When women's groups are confronted about the reverse of the female demand that MEN intervene on behalf of women by requiring that women have the same duty to due process, fairness and justice to men, the men will immediately be dismissed and told that men have to form their own organizations to do such "work". Of course, if such a group were to be formed it would immediately be attacked as misogynist for not centering WOMEN's needs.

The 4 steps of dismissing male concerns apply to any area where public resources/benefits are on the table. At the University of New Hampshire in the 1990's the institution had recently hired a new director of Diversity whose duties included being the person responsible for the university conduct system and ensuring compliance with all equal opportunity laws/policies. I served as a graduate student on the hiring committee. One of the 4 candidates we interviewed seemed well qualified and willing to perform the job fairly to all. 2 were questionable and 1 was clearly unqualified by displaying blatant feminist bias against men. This last woman was the person hired of course despite my clear written warnings about the bias she appeared to bring to the position. My words proved prophetic in the first year when she faced a challenge.

The university had long faced issues with sufficient housing in the small town of Durham. While many students lived in adjacent towns which were connected by a good university run bus system, the underlying housing situation in Durham remained problematic. The university was only able to guarantee on campus housing to freshman and incoming transfer students for their first year. To manage the rest of the students the university ran a lottery for the remaining housing slots. As part of the university's "diversity" initiatives, woke administrators proposed exempting people of color and LGBT people from the lottery guaranteeing them housing.
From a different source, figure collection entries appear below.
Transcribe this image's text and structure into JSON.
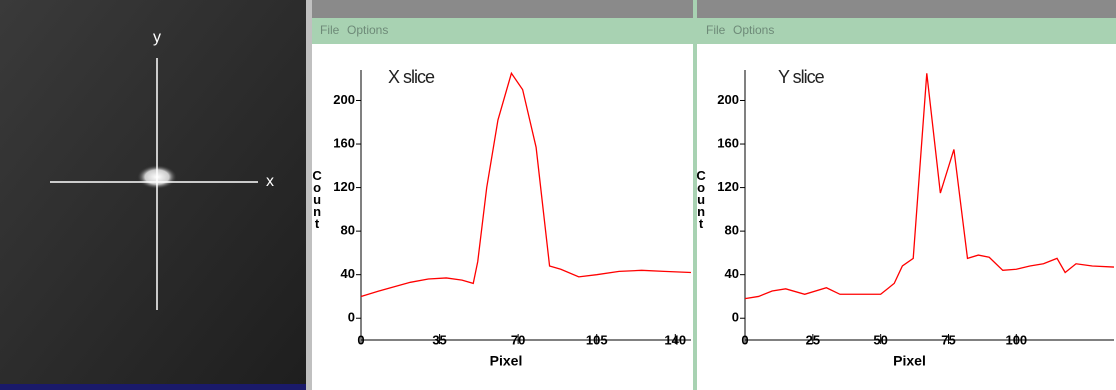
{
  "image": {
    "labels": [
      "y",
      "x"
    ]
  },
  "windows": [
    {
      "menu": [
        "File",
        "Options"
      ]
    },
    {
      "menu": [
        "File",
        "Options"
      ]
    }
  ],
  "chart_data": [
    {
      "type": "line",
      "title": "X slice",
      "xlabel": "Pixel",
      "ylabel": "Count",
      "x": [
        0,
        8,
        15,
        22,
        30,
        38,
        45,
        50,
        52,
        56,
        61,
        67,
        72,
        78,
        84,
        89,
        97,
        105,
        115,
        125,
        135,
        147
      ],
      "series": [
        {
          "color": "#ff0000",
          "values": [
            20,
            25,
            29,
            33,
            36,
            37,
            35,
            32,
            52,
            120,
            182,
            225,
            210,
            157,
            48,
            45,
            38,
            40,
            43,
            44,
            43,
            42
          ]
        }
      ],
      "xlim": [
        0,
        147
      ],
      "ylim": [
        -20,
        228
      ],
      "xticks": [
        0,
        35,
        70,
        105,
        140
      ],
      "yticks": [
        0,
        40,
        80,
        120,
        160,
        200
      ]
    },
    {
      "type": "line",
      "title": "Y slice",
      "xlabel": "Pixel",
      "ylabel": "Count",
      "x": [
        0,
        5,
        10,
        15,
        22,
        30,
        35,
        50,
        55,
        58,
        62,
        67,
        72,
        77,
        82,
        86,
        90,
        95,
        100,
        105,
        110,
        115,
        118,
        122,
        128,
        136
      ],
      "series": [
        {
          "color": "#ff0000",
          "values": [
            18,
            20,
            25,
            27,
            22,
            28,
            22,
            22,
            32,
            48,
            55,
            225,
            115,
            155,
            55,
            58,
            56,
            44,
            45,
            48,
            50,
            55,
            42,
            50,
            48,
            47
          ]
        }
      ],
      "xlim": [
        0,
        136
      ],
      "ylim": [
        -20,
        228
      ],
      "xticks": [
        0,
        25,
        50,
        75,
        100
      ],
      "yticks": [
        0,
        40,
        80,
        120,
        160,
        200
      ]
    }
  ]
}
As might be expected, students objected to this blatant example of housing administration. The diversity administrator, the person to whom students would have to report discrimination concerns and who would investigate personally wrote letters to the student newspaper defending the lottery exemption and accusing the students who were objecting of exerting white male privilege based on their race and ethnicity. At this time the university was 60% female: 40% male and mostly white. The only demographic group vastly over-represented on campus were white women like this white lesbian administrator. Despite the unwritten rule of university administrators NOT attacking individual students for daring to express their opinions in the student newspaper, this lesbian had no problem doing so in the name of her woke feminist values. She trivialized the students concerns, denied there was a problem, justified the discriminatory policy and was clearly using her position to intimidate the students into silence. It didn't work. The students stuck to their guns with support from people like myself. In the end, the university's own attorney authored a letter to the newspaper essentially stating that the university needed to stick to its original race/gender neutral approach to the housing lottery based on the very equal protection laws related to housing that the students were referencing if it wished to avoid legal complications. A male administrator who had made such a fool of himself to justify discrimination against women would have been fired faster than the speed of light. The woman in this case was neither fired nor even disciplined and remained in her important role until she chose to retire.

So yes...men do indeed face prejudice and feminism is at the core of it!

Brent Nyitray's avatar

Women didn't care about men's troubles until it started to affect their marriage prospects.

They still don't.

I would say the majority of women who discuss male troubles are concern trolling.